El capitán Sen miró al marinero que pilotaba el Fuzhou Dragón; sudaba aferrado al timón en su esfuerzo por mantener recto el cordel atado a uno de los rayos del timón que indicaba que el casco estaba alineado con el timón. El navío avanzaba a toda máquina. Si el Fantasma tenía razón, no iban a poder llegar a tiempo a la ensenada. Como mucho, podrían quedarse a media milla de la costa rocosa, lo bastante cerca como para poder llegar a tierra con los botes salvavidas, pero a merced del mar tempestuoso.
—¿Qué tipo de armas crees que llevan? —preguntó el Fantasma al capitán.
—¿No lo sabes?
—Jamás me han abordado —dijo el Fantasma—. Dímelo.
En dos ocasiones habían detenido y abordado barcos que estaban a las órdenes de Sen, por fortuna en travesías legales y no cuando transportaba inmigrantes para cabezas de serpiente. Pero la experiencia había sido angustiosa: una docena de agentes armados habían accedido al navío mientras otro, sobre la cubierta del guardacostas, los apuntaba a él y a su tripulación con dos ametralladoras. También tenían un pequeño cañón.
El capitán le dijo al Fantasma lo que les esperaba.
—Debemos considerar qué opciones tenemos —dijo el Fantasma, asintiendo.
—¿Qué opciones? —preguntó entonces Sen—. No estarás pensando en enfrentarte a ellos, ¿no? Eso espero. No lo permitiré.
Pero el cabeza de serpiente no respondió. Siguió plantado frente al radar, observando la pantalla.

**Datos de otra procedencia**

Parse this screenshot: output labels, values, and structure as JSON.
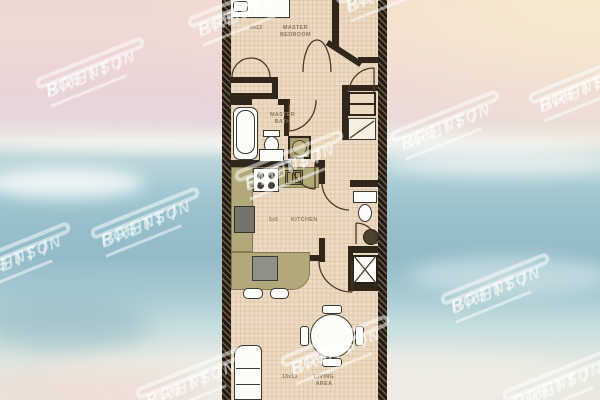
{
  "scene": {
    "description": "One-bedroom condo floor plan over a blurred beach photo",
    "background_colors": {
      "sky_pink": "#e9d4d8",
      "sky_peach": "#f7e9ce",
      "ocean": "#96bfca",
      "foam": "#e0e7e1",
      "sand": "#eae8e0"
    }
  },
  "watermark": {
    "line1": "BRETT /",
    "line2": "ROBINSON",
    "color": "#ffffff"
  },
  "watermarks": [
    {
      "x": 90,
      "y": 87
    },
    {
      "x": 242,
      "y": 26
    },
    {
      "x": 390,
      "y": 2
    },
    {
      "x": 583,
      "y": 102
    },
    {
      "x": 445,
      "y": 140
    },
    {
      "x": 289,
      "y": 180
    },
    {
      "x": 145,
      "y": 237
    },
    {
      "x": 16,
      "y": 272
    },
    {
      "x": 495,
      "y": 303
    },
    {
      "x": 335,
      "y": 365
    },
    {
      "x": 190,
      "y": 397
    },
    {
      "x": 557,
      "y": 399
    }
  ],
  "floorplan": {
    "colors": {
      "floor": "#ecdac3",
      "walls": "#241c12",
      "counters": "#b2a97b",
      "fixtures": "#fdfcf8"
    },
    "rooms": [
      {
        "name": "MASTER BEDROOM",
        "dims": "9x12"
      },
      {
        "name": "MASTER BATH",
        "dims": ""
      },
      {
        "name": "KITCHEN",
        "dims": "5x5"
      },
      {
        "name": "LIVING AREA",
        "dims": "13x13"
      }
    ],
    "fixture_icons": [
      "bed",
      "closet-double-doors",
      "bathtub",
      "toilet",
      "vanity-sink",
      "shower",
      "stove",
      "kitchen-sink",
      "refrigerator",
      "breakfast-bar",
      "bar-stools",
      "dining-table",
      "dining-chairs",
      "sofa",
      "elevator-shaft",
      "guest-toilet",
      "guest-sink",
      "corner-shower",
      "entry-closet",
      "vanity-mirror",
      "balcony-door"
    ]
  }
}
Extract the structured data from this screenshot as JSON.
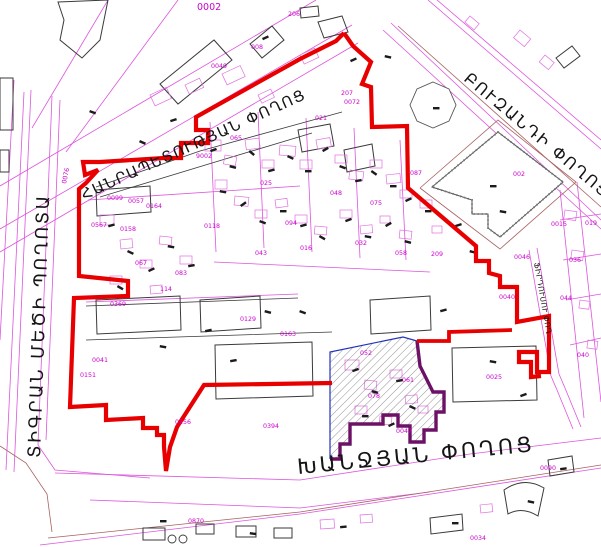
{
  "map": {
    "width": 601,
    "height": 547,
    "background": "#ffffff"
  },
  "colors": {
    "red": "#e80000",
    "magenta": "#dd55dd",
    "parcel": "#e070e0",
    "label": "#cc00cc",
    "black": "#3a3a3a",
    "brown": "#a86060",
    "blue": "#2233bb",
    "purple": "#6d1166",
    "hatch": "#4a4a4a"
  },
  "street_names": [
    {
      "id": "hanrapetutyan",
      "text": "ՀԱՆՐԱՊԵՏՈՒԹՅԱՆ ՓՈՂՈՑ",
      "x": 84,
      "y": 200,
      "rotate": -24.5,
      "size": 15,
      "spacing": 1.5
    },
    {
      "id": "buzand",
      "text": "ԲՈՒԶԱՆԴԻ ՓՈՂՈՑ",
      "x": 463,
      "y": 80,
      "rotate": 40,
      "size": 16,
      "spacing": 2
    },
    {
      "id": "tigran-mets",
      "text": "ՏԻԳՐԱՆ ՄԵԾԻ ՊՈՂՈՏԱ",
      "x": 40,
      "y": 458,
      "rotate": -88,
      "size": 17.5,
      "spacing": 2.5
    },
    {
      "id": "khanjyan",
      "text": "ԽԱՆՋՅԱՆ ՓՈՂՈՑ",
      "x": 298,
      "y": 474,
      "rotate": -5.5,
      "size": 21,
      "spacing": 3
    },
    {
      "id": "firdusi",
      "text": "ՖԻՐԴՈՒՍՈՒ ՓՈՂ",
      "x": 534,
      "y": 263,
      "rotate": 80,
      "size": 7.5,
      "spacing": 0.5
    }
  ],
  "boundary": {
    "west": "344,33 336,41 300,59 196,117 196,130 208,130 208,143 181,143 181,158 164,158 100,162 83,162 85,175 98,170 86,183 79,189 79,276 128,281 128,296 74,298 70,407 106,405 106,420 143,418 143,428 157,428 157,435 164,435 164,447 166,471 170,447 177,427 204,385 332,383",
    "east": "344,33 353,46 371,62 362,84 371,87 372,127 407,126 408,188 476,246 476,261 489,261 489,273 500,276 500,287 517,287 517,322 549,316 549,372 537,372 537,352 519,352 519,362 531,362 531,377 541,376",
    "link": "417,341 449,341 449,332 512,330"
  },
  "hatch_area": {
    "fill": "330,352 403,337 417,341 420,366 433,392 444,392 444,412 436,412 436,430 424,430 424,442 410,442 410,426 398,426 398,415 383,415 383,424 350,424 350,444 340,444 340,459 330,459",
    "blue": "330,459 330,352 403,337 417,341",
    "purple": "417,341 420,366 433,392 444,392 444,412 436,412 436,430 424,430 424,442 410,442 410,426 398,426 398,415 383,415 383,424 350,424 350,444 340,444 340,459 330,459"
  },
  "magenta_lines": [
    "0,229 352,25",
    "0,252 358,43",
    "0,186 316,0",
    "24,92 6,470",
    "31,90 14,472",
    "52,96 38,445 55,470 150,478",
    "60,100 46,440",
    "14,80 0,340",
    "383,30 601,229",
    "391,23 601,220",
    "428,0 601,149",
    "437,0 601,140",
    "55,473 300,480 470,454 601,438",
    "40,545 300,514 601,468",
    "529,250 551,376 557,390 573,429",
    "537,248 559,374 565,388 581,427",
    "32,128 108,0",
    "66,152 178,0",
    "560,190 584,418",
    "577,182 601,402",
    "88,200 300,186",
    "210,122 216,252",
    "258,112 264,248",
    "306,118 312,252",
    "354,128 360,258",
    "400,140 406,260",
    "214,262 430,272",
    "86,302 298,294",
    "560,220 601,214",
    "563,260 601,254",
    "566,300 601,294",
    "570,345 601,338",
    "90,500 300,508 430,492"
  ],
  "brown_lines": [
    "398,26 601,207",
    "48,538 300,512 601,465",
    "420,188 498,120 576,182 500,249 420,188",
    "0,446 26,463 47,494 52,532"
  ],
  "black_lines": [
    "96,187 200,151 302,123 342,112",
    "100,197 212,163 312,133",
    "86,306 298,298",
    "86,340 300,333 332,332"
  ],
  "buildings": [
    "58,2 108,0 100,40 82,58 60,40 64,20",
    "160,84 214,40 232,60 178,104",
    "250,44 272,26 284,40 262,58",
    "318,22 342,16 348,32 324,38",
    "0,78 13,78 13,130 0,130",
    "0,150 9,150 9,172 0,172",
    "215,345 312,342 313,396 216,399",
    "452,348 536,346 537,400 453,402",
    "96,190 150,186 151,212 97,216",
    "96,300 180,296 181,330 97,334",
    "200,300 260,296 261,328 201,332",
    "143,528 165,528 165,540 143,540",
    "196,524 214,524 214,534 196,534",
    "236,526 256,526 256,537 236,537",
    "274,528 292,528 292,538 274,538",
    "430,518 462,514 463,530 431,534",
    "548,460 572,456 574,472 550,476",
    "556,58 572,46 580,56 564,68",
    "300,8 318,6 319,16 301,18",
    "370,300 430,296 431,330 371,334",
    "298,130 330,124 334,146 302,152",
    "344,150 372,144 375,166 347,172"
  ],
  "fan_path": "M504,490 Q524,476 544,488 L538,516 Q522,506 508,514 Z",
  "octagon": "433,82 449,89 456,105 449,121 433,128 417,121 410,105 417,89",
  "market": "498,132 563,182 500,237 488,228 488,214 472,214 472,200 432,187",
  "parcel_rects": [
    [
      150,
      95,
      18,
      12,
      -25
    ],
    [
      185,
      85,
      16,
      10,
      -25
    ],
    [
      222,
      74,
      20,
      12,
      -25
    ],
    [
      300,
      55,
      16,
      10,
      -25
    ],
    [
      258,
      95,
      14,
      9,
      -25
    ],
    [
      205,
      140,
      16,
      11,
      0
    ],
    [
      225,
      155,
      12,
      9,
      10
    ],
    [
      245,
      140,
      14,
      10,
      -8
    ],
    [
      262,
      160,
      12,
      8,
      0
    ],
    [
      280,
      145,
      16,
      10,
      5
    ],
    [
      300,
      160,
      12,
      9,
      0
    ],
    [
      316,
      140,
      14,
      9,
      -10
    ],
    [
      335,
      155,
      12,
      8,
      0
    ],
    [
      350,
      170,
      14,
      9,
      8
    ],
    [
      370,
      160,
      12,
      8,
      0
    ],
    [
      386,
      175,
      14,
      9,
      -6
    ],
    [
      400,
      190,
      12,
      8,
      0
    ],
    [
      215,
      180,
      12,
      9,
      0
    ],
    [
      235,
      196,
      14,
      9,
      6
    ],
    [
      255,
      210,
      12,
      8,
      0
    ],
    [
      275,
      200,
      12,
      8,
      -8
    ],
    [
      295,
      215,
      12,
      8,
      0
    ],
    [
      315,
      226,
      12,
      8,
      5
    ],
    [
      340,
      210,
      12,
      8,
      0
    ],
    [
      360,
      226,
      12,
      8,
      -6
    ],
    [
      380,
      216,
      10,
      7,
      0
    ],
    [
      400,
      230,
      12,
      8,
      6
    ],
    [
      420,
      200,
      12,
      8,
      0
    ],
    [
      432,
      226,
      10,
      7,
      0
    ],
    [
      100,
      215,
      14,
      10,
      0
    ],
    [
      120,
      240,
      12,
      9,
      -6
    ],
    [
      140,
      260,
      12,
      8,
      0
    ],
    [
      160,
      236,
      12,
      8,
      6
    ],
    [
      180,
      256,
      12,
      8,
      0
    ],
    [
      110,
      276,
      12,
      8,
      0
    ],
    [
      150,
      286,
      12,
      8,
      -5
    ],
    [
      345,
      360,
      14,
      10,
      0
    ],
    [
      365,
      380,
      12,
      9,
      6
    ],
    [
      390,
      370,
      12,
      8,
      0
    ],
    [
      405,
      396,
      12,
      8,
      -6
    ],
    [
      355,
      406,
      12,
      8,
      0
    ],
    [
      380,
      416,
      12,
      8,
      5
    ],
    [
      418,
      406,
      10,
      7,
      0
    ],
    [
      565,
      210,
      12,
      9,
      8
    ],
    [
      572,
      250,
      12,
      9,
      8
    ],
    [
      580,
      300,
      10,
      8,
      8
    ],
    [
      588,
      340,
      10,
      8,
      8
    ],
    [
      320,
      520,
      14,
      9,
      -4
    ],
    [
      360,
      515,
      12,
      8,
      -4
    ],
    [
      480,
      505,
      12,
      8,
      -6
    ],
    [
      520,
      30,
      14,
      10,
      40
    ],
    [
      545,
      55,
      12,
      9,
      40
    ],
    [
      470,
      16,
      12,
      8,
      40
    ]
  ],
  "marks": [
    [
      210,
      150,
      -20
    ],
    [
      230,
      165,
      15
    ],
    [
      250,
      150,
      40
    ],
    [
      268,
      170,
      -15
    ],
    [
      288,
      155,
      25
    ],
    [
      305,
      170,
      0
    ],
    [
      322,
      150,
      -30
    ],
    [
      340,
      165,
      20
    ],
    [
      355,
      180,
      -10
    ],
    [
      372,
      170,
      35
    ],
    [
      390,
      185,
      0
    ],
    [
      405,
      200,
      -25
    ],
    [
      220,
      190,
      10
    ],
    [
      240,
      205,
      -35
    ],
    [
      260,
      220,
      20
    ],
    [
      280,
      210,
      0
    ],
    [
      300,
      225,
      -15
    ],
    [
      320,
      235,
      30
    ],
    [
      345,
      220,
      -20
    ],
    [
      365,
      235,
      10
    ],
    [
      385,
      225,
      -30
    ],
    [
      405,
      240,
      15
    ],
    [
      425,
      210,
      0
    ],
    [
      108,
      225,
      -15
    ],
    [
      128,
      250,
      25
    ],
    [
      148,
      270,
      -25
    ],
    [
      168,
      245,
      10
    ],
    [
      188,
      265,
      -10
    ],
    [
      118,
      285,
      30
    ],
    [
      352,
      370,
      -20
    ],
    [
      372,
      390,
      15
    ],
    [
      396,
      380,
      -10
    ],
    [
      410,
      405,
      25
    ],
    [
      362,
      415,
      0
    ],
    [
      388,
      425,
      -25
    ],
    [
      160,
      345,
      10
    ],
    [
      230,
      360,
      -10
    ],
    [
      300,
      310,
      20
    ],
    [
      440,
      310,
      -15
    ],
    [
      490,
      360,
      10
    ],
    [
      520,
      395,
      -20
    ],
    [
      490,
      185,
      0
    ],
    [
      433,
      107,
      0
    ],
    [
      265,
      310,
      15
    ],
    [
      205,
      330,
      -12
    ],
    [
      90,
      110,
      20
    ],
    [
      170,
      120,
      -18
    ],
    [
      140,
      140,
      24
    ],
    [
      470,
      250,
      14
    ],
    [
      455,
      225,
      -18
    ],
    [
      500,
      210,
      10
    ],
    [
      350,
      60,
      -24
    ],
    [
      385,
      55,
      12
    ],
    [
      262,
      38,
      -24
    ],
    [
      160,
      520,
      0
    ],
    [
      250,
      532,
      8
    ],
    [
      340,
      526,
      -6
    ],
    [
      452,
      522,
      0
    ],
    [
      560,
      468,
      -8
    ],
    [
      528,
      500,
      12
    ]
  ],
  "parcel_labels": [
    [
      "0002",
      197,
      10,
      0,
      9.5
    ],
    [
      "206",
      288,
      16
    ],
    [
      "008",
      251,
      49
    ],
    [
      "0049",
      211,
      68
    ],
    [
      "9002",
      196,
      158
    ],
    [
      "0072",
      344,
      104
    ],
    [
      "207",
      341,
      95
    ],
    [
      "002",
      513,
      176
    ],
    [
      "0015",
      551,
      226
    ],
    [
      "0046",
      514,
      259
    ],
    [
      "0040",
      499,
      299
    ],
    [
      "0025",
      486,
      379
    ],
    [
      "0047",
      396,
      433
    ],
    [
      "209",
      431,
      256
    ],
    [
      "0076",
      66,
      184,
      -78
    ],
    [
      "0369",
      110,
      306
    ],
    [
      "0041",
      92,
      362
    ],
    [
      "0151",
      80,
      377
    ],
    [
      "0099",
      107,
      200
    ],
    [
      "0057",
      128,
      203
    ],
    [
      "0164",
      146,
      208
    ],
    [
      "0567",
      91,
      227
    ],
    [
      "0158",
      120,
      231
    ],
    [
      "0118",
      204,
      228
    ],
    [
      "0156",
      175,
      424
    ],
    [
      "0394",
      263,
      428
    ],
    [
      "0870",
      188,
      523
    ],
    [
      "040",
      577,
      357
    ],
    [
      "0163",
      280,
      336
    ],
    [
      "0129",
      240,
      321
    ],
    [
      "114",
      160,
      291
    ],
    [
      "016",
      300,
      250
    ],
    [
      "025",
      260,
      185
    ],
    [
      "048",
      330,
      195
    ],
    [
      "075",
      370,
      205
    ],
    [
      "087",
      410,
      175
    ],
    [
      "065",
      230,
      140
    ],
    [
      "094",
      285,
      225
    ],
    [
      "032",
      355,
      245
    ],
    [
      "058",
      395,
      255
    ],
    [
      "021",
      315,
      120
    ],
    [
      "043",
      255,
      255
    ],
    [
      "067",
      135,
      265
    ],
    [
      "083",
      175,
      275
    ],
    [
      "052",
      360,
      355
    ],
    [
      "061",
      402,
      382
    ],
    [
      "078",
      368,
      398
    ],
    [
      "019",
      585,
      225
    ],
    [
      "036",
      569,
      262
    ],
    [
      "0034",
      470,
      540
    ],
    [
      "0090",
      540,
      470
    ],
    [
      "044",
      560,
      300
    ]
  ],
  "circles": [
    [
      172,
      539,
      4
    ],
    [
      183,
      539,
      4
    ]
  ]
}
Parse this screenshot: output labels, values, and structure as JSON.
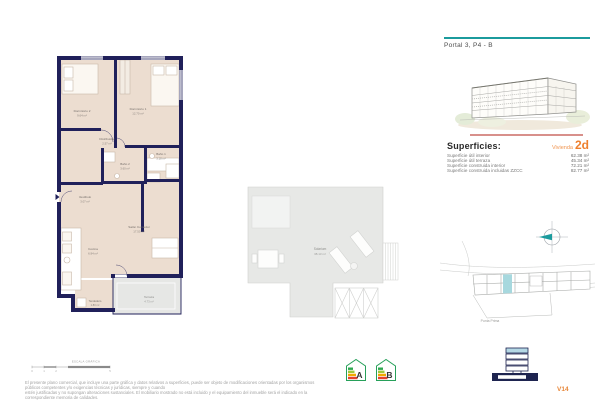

El hombre parecía calmado, pero Sen supuso que estaba muy enfadado. Ninguno de los otros cabezas de serpiente con los había trabajado antes había tomado tantas precauciones para evitar la captura y detención como había hecho el Fantasma en aquel viaje. Las dos docenas de inmigrantes se habían reunido en un almacén abandonado a las afueras de Fuzhou, donde esperaron durante dos largos días bajo la vigilancia de un socio del Fantasma, un «pequeño cabeza de serpiente». Después, los había metido en un Tupolev 154, fletado para la ocasión, que había volado hasta una pista de aterrizaje en un campo militar desierto cerca de San Petersburgo, en Rusia. Allí entraron en el contenedor de un camión que los condujo durante ciento veinte kilómetros hasta la ciudad de Vyborg, donde embarcaron en el Fuzhou Dragón que Sen había llevado hasta el puerto ruso justo el día anterior. Él mismo se había encargado de rellenar los documentos y declaración de aduanas: todo según las normas, para no despertar sospechas. El Fantasma se había unido en el último minuto, y el barco había salido como estaba previsto. Atravesaron el Báltico, el Mar del Norte, el Canal de la Mancha, hasta que cruzaron el famoso punto (49.° Norte 7.° Oeste) donde comenzaban las travesías trasatlánticas en el mar Céltico y pusieron rumbo al suroeste, hacia Long Island, Nueva York.
Ningún detalle en el viaje podía haber hecho sospechar nada a las autoridades norteamericanas.
—¿Cómo se habrán enterado los guardacostas? —preguntó el capitán.
—¿Qué? —replicó el Fantasma, distraídamente.
—Cómo nos habrán encontrado. Nadie podía adivinarlo. Es imposible.
El Fantasma se enderezó y salió al viento embravecido, mientras iba diciendo:
—¡Quién sabe! Tal vez haya sido magia.